Avevano già accumulato giorni meravigliosi e seppure con la rabbia di chi è impotente contro un destino ingiusto e impietoso,provavano a consolarsi ritenendosi fortunati per quell’amore che li univa tanto appassionatamente. Viaggiarono,ritenendo di dover aggiungere altri luoghi al ricordo oltre la loro meravigliosa spiaggia, perché sono i ricordi che rendono le persone vive e lui sarebbe rinato ogni volta che, in una sorta di pellegrinaggio, lei vi sarebbe ritornata anche solo con il pensiero. Lo sapevano entrambi. Ridevano di ogni cosa,con la forza che la paura e la disperazione possono produrre ma a volte,soltanto a volte interrompevano l’accordo non detto di non parlarne mai e lo facevano in silenzio,con sguardi angosciosi e si abbracciavano con tanta energia da diventare un solo corpo. Facevano l’amore piangendo, graffiandosi e urlando la loro collera verso quel Dio in cui avevano creduto,che avrebbe dovuto proteggerli,non ucciderli.
I giorni trascorrevano in una normalità forzata persino con le solite liti per una quotidianità concepita diversamente ma l’angoscia che il tempo a loro destinato non bastasse nemmeno a permettergli di abbracciare il loro bambino li tramortiva. Lui ne ascoltava la vita attraverso il pancione ormai tanto ingombrante da sembrare un grande pallone ,lei lo osservava con la tenerezza con cui avrebbe voluto avvolgerlo per sempre.
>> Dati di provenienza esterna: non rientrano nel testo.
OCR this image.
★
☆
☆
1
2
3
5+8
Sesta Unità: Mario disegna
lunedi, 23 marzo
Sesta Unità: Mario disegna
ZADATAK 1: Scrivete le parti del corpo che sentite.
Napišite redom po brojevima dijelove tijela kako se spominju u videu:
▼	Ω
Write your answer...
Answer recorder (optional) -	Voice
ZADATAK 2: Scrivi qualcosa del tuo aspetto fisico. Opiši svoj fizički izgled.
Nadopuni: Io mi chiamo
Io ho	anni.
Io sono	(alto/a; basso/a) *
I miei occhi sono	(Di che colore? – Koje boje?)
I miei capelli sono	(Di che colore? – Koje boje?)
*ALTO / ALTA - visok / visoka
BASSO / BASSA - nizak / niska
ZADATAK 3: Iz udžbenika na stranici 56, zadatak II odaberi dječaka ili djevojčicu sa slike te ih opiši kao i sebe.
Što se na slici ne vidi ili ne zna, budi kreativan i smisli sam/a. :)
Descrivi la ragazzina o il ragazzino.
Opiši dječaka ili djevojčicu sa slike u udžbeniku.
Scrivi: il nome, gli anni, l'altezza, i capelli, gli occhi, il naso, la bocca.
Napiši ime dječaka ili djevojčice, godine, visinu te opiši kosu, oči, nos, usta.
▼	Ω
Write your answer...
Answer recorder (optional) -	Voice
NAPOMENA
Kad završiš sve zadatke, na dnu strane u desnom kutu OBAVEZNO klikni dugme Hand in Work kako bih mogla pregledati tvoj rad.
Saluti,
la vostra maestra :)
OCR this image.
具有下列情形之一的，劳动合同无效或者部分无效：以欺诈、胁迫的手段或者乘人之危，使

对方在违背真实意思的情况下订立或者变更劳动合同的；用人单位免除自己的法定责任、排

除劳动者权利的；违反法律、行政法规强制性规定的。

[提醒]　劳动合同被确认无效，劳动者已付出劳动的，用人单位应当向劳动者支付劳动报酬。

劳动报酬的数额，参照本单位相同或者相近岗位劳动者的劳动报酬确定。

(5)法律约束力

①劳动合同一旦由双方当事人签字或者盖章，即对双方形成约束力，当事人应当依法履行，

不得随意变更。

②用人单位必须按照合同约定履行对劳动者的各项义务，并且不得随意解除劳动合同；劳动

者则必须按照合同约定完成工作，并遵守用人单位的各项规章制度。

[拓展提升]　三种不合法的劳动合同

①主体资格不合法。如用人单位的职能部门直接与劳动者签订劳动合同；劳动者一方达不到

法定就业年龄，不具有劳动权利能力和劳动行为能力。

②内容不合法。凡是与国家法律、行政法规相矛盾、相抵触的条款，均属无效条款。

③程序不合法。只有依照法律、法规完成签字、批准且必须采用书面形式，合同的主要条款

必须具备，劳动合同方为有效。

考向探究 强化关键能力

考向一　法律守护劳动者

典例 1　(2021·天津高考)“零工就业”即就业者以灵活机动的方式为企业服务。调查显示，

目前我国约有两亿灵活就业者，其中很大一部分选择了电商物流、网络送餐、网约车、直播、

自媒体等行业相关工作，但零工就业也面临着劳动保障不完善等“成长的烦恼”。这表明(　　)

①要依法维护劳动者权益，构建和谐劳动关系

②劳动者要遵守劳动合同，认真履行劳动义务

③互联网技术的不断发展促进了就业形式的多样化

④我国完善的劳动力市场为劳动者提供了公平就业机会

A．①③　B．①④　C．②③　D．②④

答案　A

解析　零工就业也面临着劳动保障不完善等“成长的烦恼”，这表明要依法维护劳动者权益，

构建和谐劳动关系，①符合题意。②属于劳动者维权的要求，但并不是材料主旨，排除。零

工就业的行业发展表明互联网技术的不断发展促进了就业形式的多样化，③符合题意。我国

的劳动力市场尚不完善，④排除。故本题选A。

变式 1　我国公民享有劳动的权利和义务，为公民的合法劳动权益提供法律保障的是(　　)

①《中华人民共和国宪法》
Il giorno del parto grazie a Dio arrivò e il bambino era bellissimo. Lui le si distese accanto pago di averlo potuto fare e con quanta delicatezza fu capace accarezzò quell’esserino piccolo disteso sul ventre di sua madre , parte anche di lui che in qualche modo gli avrebbe permesso di rimanere ancora vivo.
Ne condivise un tempo breve ma intenso e insieme lancinante.
“E’ la sua anima che mi accompagna in ogni giorno che passa”mi raccontò Carmela,ormai trasferitasi dai suoi genitori “non potrei farcela,altrimenti. La mia forza è lui,presente nell’aria che respiro e negli occhi del mio bambino”.
Io non potei fare altro che ascoltarla e offrirle quel ridicolo sussidio economico.